Enters, muscle confusion. Simply put, confusing your muscles means shuffling your exercising routine all the time to avoid repetition. The physical advantages of the practice are still somewhat debatable because of lacking independent scientific study. However, from a mental perspective muscle confusion can make a big difference. One study, reported in the New York Times, tested two already well-trained groups in the U.S and Spain. One group completed the same exercises in the same order every day, just incrementing weights and reps as usual. The other group completed a different routine every single day. Both groups experienced noticeable progress at the same level.

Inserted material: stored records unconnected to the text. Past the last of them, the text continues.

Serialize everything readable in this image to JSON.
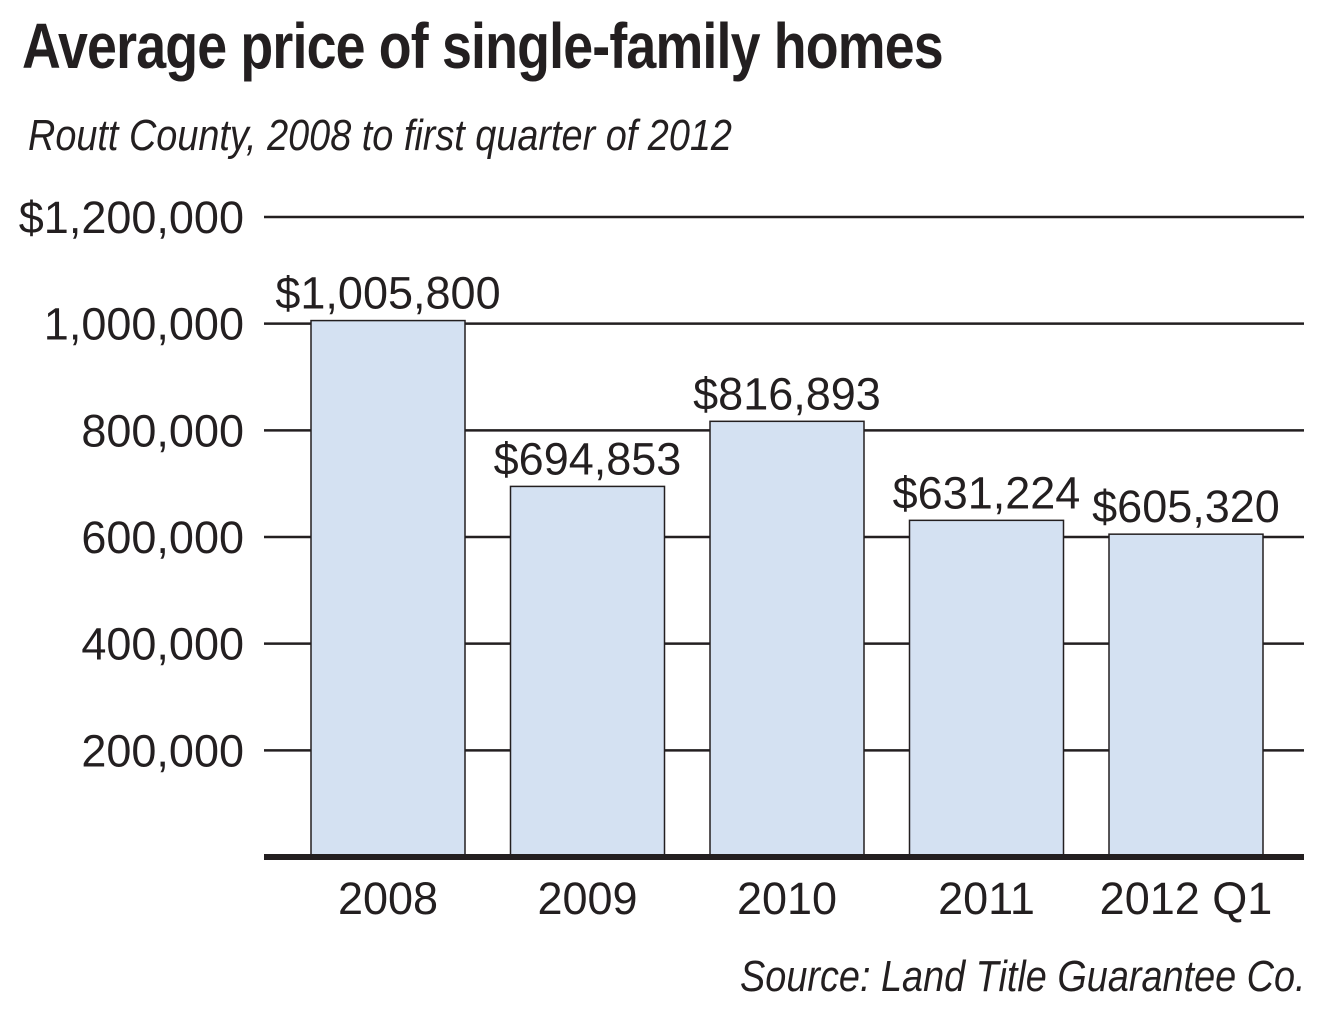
{
  "chart_data": {
    "type": "bar",
    "title": "Average price of single-family homes",
    "subtitle": "Routt County, 2008 to first quarter of 2012",
    "source": "Source: Land Title Guarantee Co.",
    "xlabel": "",
    "ylabel": "",
    "categories": [
      "2008",
      "2009",
      "2010",
      "2011",
      "2012 Q1"
    ],
    "values": [
      1005800,
      694853,
      816893,
      631224,
      605320
    ],
    "data_labels": [
      "$1,005,800",
      "$694,853",
      "$816,893",
      "$631,224",
      "$605,320"
    ],
    "ylim": [
      0,
      1200000
    ],
    "yticks": [
      200000,
      400000,
      600000,
      800000,
      1000000,
      1200000
    ],
    "ytick_labels": [
      "200,000",
      "400,000",
      "600,000",
      "800,000",
      "1,000,000",
      "$1,200,000"
    ],
    "grid": true,
    "legend": "none",
    "colors": {
      "bar_fill": "#d4e1f2",
      "bar_stroke": "#231f20",
      "grid": "#231f20",
      "text": "#231f20"
    }
  }
}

But at the end of the study, interestingly, the second group completing the ever-changing workouts reported feeling much more motivated to exercise than the other group. Indeed, Brad Schoenfeld, an associate professor of exercise science at Lehman College in New York and a co-author of the study pointed out that “the differences in motivation scores at the end were substantial,” suggesting that “from a purely motivational standpoint, variety matters”. Changing your workout every three weeks may help your body get more results, if not it will most probably help you feel more engaged and implicated in performing the changed routine and drill.
- Food & Hydration: give your body the fuel it deserves
Nutrition is a vast topic that requires ample space to be properly addressed, so we don’t want to delve too much into it here. But it goes without saying that what you eat and drink and when you eat it and drink it plays a pivotal part in your physical performance whether you’re doing cardio, HIIT, strength training, yoga, Pilates, ballet, boogie dancing, moonwalking, ghost catching, space invading etc. So, whatever it is your doing, make sure your diet is working for you, not against you.
- But wait a minute… What about rest?
In some cases, the solution is not more but less. So before trying one of these hacks, please consider this: have you been having enough rest? If you’ve been going too hard for too long, resting may be exactly what you need. Your muscles need recovery time to be ready for more. If you never rest, you will never reap the full rewards of your work and a plateau is bound to hit you. A day or two of rest each week can get you over a plateau and keep you healthy.